Rambert Eugène – Les Alpes suisses (5ème série) : Cette cinquième et dernière série des Alpes suisses nous narre d’abord le journal d’une marmotte philosophe. Après avoir été capturé par les humains, ce solitaire est l’objet du rejet de ses congénères car le collier dont il ne peut se débarrasser est imprégné de l’odeur de l’homme. Il questionne le « Grand Sommeil » qui atteint son espèce et se demande si vraiment le monde et la succession des jours et des nuits s’arrête durant cette période. Il souhaite sans y parvenir éviter de s’endormir en hiver pour « savoir ». Non dénué d’anthropocentrisme, ce conte enlevé est plein de charme. La deuxième partie reprend l’histoire des Landsgemeinde, ces assemblées où le peuple entier d’un Canton suisse (enfin, les hommes, à l’époque) se réunit pour régler les affaires de l’État.
Cette coutume a survécu de nos jours dans quelques cantons montagnards de la Suisse. Eugène Rambert distingue la période héroïque puis la dégénérescence de cette démocratie directe et enfin la période actuelle après la période napoléonienne et la Constitution de 1848. S’appuyant sur des documents d’archives, des témoignages et des expériences vécues, cet essai pose de nombreuses questions, au-delà d’une vision idyllique de cette expression de démocratie directe, limitée toutefois à des vallées alpines ayant pu être parfois un peu fermées sur elles-mêmes. Au fil de la lecture, on ne peut manquer d’évoquer les aléas des démocraties actuelles, le populisme ou la désaffection pour le chose publique, les libertés individuelles et la communauté.
La série des Alpes suisses, d’Eugène Rambert (1830-1886), qui s’achève avec ce cinquième volume, s’inscrit dans le droit-fil du mouvement d’appropriation culturelle et scientifique du massif alpin qui fleurit particulièrement aux 18e et 19e siècles. L’œuvre, dynamique dans sa diversité, est celle d’un érudit et d’un curieux qui fut à la fois professeur (il donna son nom à un prix littéraire), poète, essayiste, naturaliste et grand amateur d’altitude.
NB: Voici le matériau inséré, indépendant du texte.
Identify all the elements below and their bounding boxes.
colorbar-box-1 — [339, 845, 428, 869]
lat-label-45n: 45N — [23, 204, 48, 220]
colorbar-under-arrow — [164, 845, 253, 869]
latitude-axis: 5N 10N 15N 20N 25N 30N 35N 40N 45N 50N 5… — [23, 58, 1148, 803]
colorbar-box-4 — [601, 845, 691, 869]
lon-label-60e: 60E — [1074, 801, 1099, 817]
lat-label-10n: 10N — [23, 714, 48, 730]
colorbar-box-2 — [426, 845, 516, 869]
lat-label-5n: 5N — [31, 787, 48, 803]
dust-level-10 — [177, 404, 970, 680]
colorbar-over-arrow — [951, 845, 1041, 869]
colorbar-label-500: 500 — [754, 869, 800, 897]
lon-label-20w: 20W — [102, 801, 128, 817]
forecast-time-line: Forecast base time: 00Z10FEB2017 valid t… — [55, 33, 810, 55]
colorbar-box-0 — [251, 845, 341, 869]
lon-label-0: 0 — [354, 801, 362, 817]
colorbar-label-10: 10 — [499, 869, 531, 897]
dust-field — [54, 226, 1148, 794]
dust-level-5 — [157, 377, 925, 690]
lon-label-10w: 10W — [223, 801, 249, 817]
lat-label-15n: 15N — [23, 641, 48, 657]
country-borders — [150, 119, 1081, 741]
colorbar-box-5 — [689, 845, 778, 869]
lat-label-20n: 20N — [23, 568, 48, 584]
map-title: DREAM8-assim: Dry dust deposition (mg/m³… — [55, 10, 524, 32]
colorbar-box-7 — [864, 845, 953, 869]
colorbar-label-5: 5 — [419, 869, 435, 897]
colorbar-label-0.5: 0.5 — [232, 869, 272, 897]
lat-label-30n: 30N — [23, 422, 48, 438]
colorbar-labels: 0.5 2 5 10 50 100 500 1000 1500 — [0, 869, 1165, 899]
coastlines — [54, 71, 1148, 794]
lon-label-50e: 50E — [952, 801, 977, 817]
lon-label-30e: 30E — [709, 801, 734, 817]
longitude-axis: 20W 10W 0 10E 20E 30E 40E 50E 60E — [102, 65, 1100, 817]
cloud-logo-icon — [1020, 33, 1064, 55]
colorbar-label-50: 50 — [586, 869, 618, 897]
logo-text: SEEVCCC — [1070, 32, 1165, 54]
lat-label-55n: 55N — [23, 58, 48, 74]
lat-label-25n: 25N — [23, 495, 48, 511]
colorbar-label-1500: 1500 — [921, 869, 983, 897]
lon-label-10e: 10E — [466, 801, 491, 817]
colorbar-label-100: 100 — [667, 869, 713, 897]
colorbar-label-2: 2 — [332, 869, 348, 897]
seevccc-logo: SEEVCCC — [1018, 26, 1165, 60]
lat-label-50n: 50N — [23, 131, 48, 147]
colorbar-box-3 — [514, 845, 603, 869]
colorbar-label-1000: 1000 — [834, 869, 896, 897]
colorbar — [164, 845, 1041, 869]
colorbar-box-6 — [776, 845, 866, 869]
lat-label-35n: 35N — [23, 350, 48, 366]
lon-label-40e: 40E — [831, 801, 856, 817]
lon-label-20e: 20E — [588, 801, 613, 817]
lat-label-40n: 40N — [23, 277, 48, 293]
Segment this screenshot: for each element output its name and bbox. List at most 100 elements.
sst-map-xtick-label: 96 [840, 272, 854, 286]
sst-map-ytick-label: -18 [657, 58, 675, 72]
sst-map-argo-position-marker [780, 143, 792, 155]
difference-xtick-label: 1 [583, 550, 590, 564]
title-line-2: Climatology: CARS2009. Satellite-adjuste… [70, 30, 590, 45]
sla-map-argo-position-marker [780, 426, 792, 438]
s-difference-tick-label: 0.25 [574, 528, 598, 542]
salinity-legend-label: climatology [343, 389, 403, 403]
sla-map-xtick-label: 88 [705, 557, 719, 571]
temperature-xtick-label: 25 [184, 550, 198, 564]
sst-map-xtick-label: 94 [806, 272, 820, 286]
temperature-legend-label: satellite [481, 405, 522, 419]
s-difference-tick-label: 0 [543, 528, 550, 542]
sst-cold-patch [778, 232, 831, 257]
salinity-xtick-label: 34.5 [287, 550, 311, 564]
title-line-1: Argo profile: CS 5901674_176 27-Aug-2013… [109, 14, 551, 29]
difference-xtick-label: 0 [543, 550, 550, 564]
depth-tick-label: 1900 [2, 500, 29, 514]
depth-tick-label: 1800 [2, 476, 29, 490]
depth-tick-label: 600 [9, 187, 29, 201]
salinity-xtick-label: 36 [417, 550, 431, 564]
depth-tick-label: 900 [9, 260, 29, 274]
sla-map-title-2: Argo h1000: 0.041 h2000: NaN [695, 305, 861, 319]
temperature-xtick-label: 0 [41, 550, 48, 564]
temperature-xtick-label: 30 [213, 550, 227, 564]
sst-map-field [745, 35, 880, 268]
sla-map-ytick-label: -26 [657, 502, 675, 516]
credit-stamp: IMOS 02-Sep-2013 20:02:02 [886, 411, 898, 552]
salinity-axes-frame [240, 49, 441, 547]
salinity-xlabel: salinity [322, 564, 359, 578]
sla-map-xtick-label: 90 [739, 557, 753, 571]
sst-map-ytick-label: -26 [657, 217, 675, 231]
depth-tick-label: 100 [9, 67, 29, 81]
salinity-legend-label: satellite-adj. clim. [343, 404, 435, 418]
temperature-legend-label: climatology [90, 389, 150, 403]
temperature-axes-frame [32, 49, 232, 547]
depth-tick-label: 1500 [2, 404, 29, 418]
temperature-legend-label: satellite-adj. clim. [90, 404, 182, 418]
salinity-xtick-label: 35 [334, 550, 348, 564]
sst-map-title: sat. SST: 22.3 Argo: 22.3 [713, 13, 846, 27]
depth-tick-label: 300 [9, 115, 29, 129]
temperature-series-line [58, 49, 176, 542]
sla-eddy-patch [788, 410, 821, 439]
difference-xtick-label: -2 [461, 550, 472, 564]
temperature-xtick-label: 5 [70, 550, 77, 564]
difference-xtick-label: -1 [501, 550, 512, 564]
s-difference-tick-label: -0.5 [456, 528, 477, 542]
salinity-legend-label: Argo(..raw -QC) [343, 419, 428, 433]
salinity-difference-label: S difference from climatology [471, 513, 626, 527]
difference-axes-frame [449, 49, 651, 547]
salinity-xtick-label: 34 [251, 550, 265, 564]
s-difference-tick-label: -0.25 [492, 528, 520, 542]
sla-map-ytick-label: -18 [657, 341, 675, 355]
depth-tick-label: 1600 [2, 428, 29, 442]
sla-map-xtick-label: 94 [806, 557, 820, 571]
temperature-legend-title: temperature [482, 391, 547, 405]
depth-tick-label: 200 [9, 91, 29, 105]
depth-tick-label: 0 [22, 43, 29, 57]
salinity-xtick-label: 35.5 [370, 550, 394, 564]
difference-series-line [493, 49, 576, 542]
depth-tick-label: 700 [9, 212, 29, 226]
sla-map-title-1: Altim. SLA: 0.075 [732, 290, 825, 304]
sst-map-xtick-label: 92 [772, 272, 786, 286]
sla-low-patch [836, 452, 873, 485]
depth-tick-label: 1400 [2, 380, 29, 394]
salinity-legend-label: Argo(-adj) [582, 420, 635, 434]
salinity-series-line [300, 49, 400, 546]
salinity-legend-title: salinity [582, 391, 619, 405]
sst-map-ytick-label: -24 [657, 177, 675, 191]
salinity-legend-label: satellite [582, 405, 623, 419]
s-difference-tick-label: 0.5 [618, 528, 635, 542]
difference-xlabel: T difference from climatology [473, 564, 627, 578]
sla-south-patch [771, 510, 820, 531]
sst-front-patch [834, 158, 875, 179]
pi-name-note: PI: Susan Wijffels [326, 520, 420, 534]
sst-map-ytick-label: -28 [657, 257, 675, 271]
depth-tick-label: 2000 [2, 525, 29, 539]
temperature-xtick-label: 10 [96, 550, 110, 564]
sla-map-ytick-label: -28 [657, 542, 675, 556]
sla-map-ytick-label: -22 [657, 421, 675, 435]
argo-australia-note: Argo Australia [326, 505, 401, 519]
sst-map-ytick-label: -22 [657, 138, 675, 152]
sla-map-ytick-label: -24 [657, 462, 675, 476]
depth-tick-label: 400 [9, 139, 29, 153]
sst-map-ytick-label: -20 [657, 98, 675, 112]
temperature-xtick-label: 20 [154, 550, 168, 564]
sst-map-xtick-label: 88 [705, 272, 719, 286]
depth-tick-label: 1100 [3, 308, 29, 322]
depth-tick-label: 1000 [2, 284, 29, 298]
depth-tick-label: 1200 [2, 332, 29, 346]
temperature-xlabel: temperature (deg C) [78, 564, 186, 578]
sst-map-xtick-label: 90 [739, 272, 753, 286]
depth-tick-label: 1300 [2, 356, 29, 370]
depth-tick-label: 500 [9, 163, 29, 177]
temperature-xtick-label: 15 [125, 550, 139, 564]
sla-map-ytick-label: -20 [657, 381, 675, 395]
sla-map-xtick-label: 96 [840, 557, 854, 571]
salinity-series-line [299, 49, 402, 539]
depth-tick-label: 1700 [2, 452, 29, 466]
L’ouvrage, écrit d’une plume alerte et enjouée, fut publié en cinq séries entre 1864 et 1875. Malgré son ampleur encyclopédique, l’ensemble, quelque peu disparate, reste très accessible, car l’auteur a soin de mettre ses connaissances du terrain à la portée de son public citadin et sait faire partager à ses lecteurs sa ferveur d’alpiniste.
Professeur de littérature française à l’École polytechnique de Zurich, poète, critique et humaniste pétri d’érudition scientifique, Eugène Rambert offre dans son encyclopédie alpine une contribution pittoresque à l’exploration d’un massif qui reste encore, à son époque, un monde à découvrir.